Against the backdrop of the war in Ukraine, conversations about TikTok and a service for sending appeals to Russian MPs seemed frankly lightweight, but the young people were clearly pleased with themselves. After the session, I asked the chairman of the Mejlis of the Crimean Tatar People, Refat Chubarov, who had traveled [to the congress] from Kyiv, what he thought about the anti-war movement in Russia.

“I would thank them for what they are doing, and it would be sincere. But it’s all very childish. And they also have to be very careful, because an incorrect diagnosis can lead to incorrect treatment,” Chubarov replied.

The head of the Mejlis said that he had gone up and talked to Martynenko because he strongly disagreed with his “pompous claims that Russians do not suffer from imperialism and servility.”
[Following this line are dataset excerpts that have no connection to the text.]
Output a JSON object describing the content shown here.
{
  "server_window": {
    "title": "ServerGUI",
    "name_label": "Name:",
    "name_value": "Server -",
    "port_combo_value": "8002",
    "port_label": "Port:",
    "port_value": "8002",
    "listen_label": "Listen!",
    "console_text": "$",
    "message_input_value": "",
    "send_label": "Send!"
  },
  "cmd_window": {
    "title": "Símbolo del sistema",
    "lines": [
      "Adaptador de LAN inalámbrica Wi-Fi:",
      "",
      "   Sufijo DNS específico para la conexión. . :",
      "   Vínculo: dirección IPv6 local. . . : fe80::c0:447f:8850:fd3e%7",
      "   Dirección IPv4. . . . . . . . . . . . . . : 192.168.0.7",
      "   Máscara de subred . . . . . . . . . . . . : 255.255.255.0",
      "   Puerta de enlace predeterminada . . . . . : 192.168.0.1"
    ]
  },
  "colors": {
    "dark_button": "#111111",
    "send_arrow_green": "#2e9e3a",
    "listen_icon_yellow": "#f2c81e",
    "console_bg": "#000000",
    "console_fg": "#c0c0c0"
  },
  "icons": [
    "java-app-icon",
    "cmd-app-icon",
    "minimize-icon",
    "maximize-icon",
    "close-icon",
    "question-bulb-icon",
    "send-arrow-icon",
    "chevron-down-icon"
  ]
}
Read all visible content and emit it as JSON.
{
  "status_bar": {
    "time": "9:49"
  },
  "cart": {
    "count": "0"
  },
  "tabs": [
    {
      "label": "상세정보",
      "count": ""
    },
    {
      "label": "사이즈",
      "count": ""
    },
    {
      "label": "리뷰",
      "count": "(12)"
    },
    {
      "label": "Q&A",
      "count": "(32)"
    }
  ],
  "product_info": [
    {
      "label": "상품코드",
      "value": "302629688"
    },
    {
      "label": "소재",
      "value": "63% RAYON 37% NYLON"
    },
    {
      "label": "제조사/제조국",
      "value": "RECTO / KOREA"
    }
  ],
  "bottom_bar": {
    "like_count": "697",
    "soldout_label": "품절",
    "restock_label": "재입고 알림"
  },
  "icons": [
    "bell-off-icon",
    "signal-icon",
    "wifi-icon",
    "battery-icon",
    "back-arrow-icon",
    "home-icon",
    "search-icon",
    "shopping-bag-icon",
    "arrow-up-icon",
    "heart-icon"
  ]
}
“About a million Russian nationals [sic] pulled up stakes and settled in occupied Crimea without any remorse. What the fuck? That’s what imperialism is. When we [Crimean Tatars] returned [to Crimea] in the late [19]80s, we didn’t evict a single [Russian] family. I personally purchased the rooms where my mom had been born. When we return to Crimea again, none of those who settled there after 2014 will [be allowed to] live in Crimea. No servility? But what is it when a mother says that her son is being held [as a POW in Ukraine], but immediately adds that he is defending Russian interests? What Russian interests?” said Chubarov.

Source: Ilya Azar, “On the threshold of great achievements: a congress of the Russian emigration took place in Vilnius,” Novaya Gazeta Europe, 4 September 2022. Translated by the Russian Reader


[…]

The ballrooms of the Grand Vilnius Resort, set on a golf course on the outskirts of the Lithuanian capital, were a universe away from the front lines in the Ukrainian regions of Kherson and Donbas. And while the motto of the Congress of Free Russia was “Be Brave Like Ukraine,” this was a gathering of Russians who have fled their country out of fear of what Mr. Putin’s regime might do to them.

Hanging over the three-day gathering was the knowledge that — while Ukrainian President Volodymyr Zelensky has been hailed as a hero for refusing to flee Kyiv — many Russian dissidents who have stood their ground are either dead, or jailed by their government.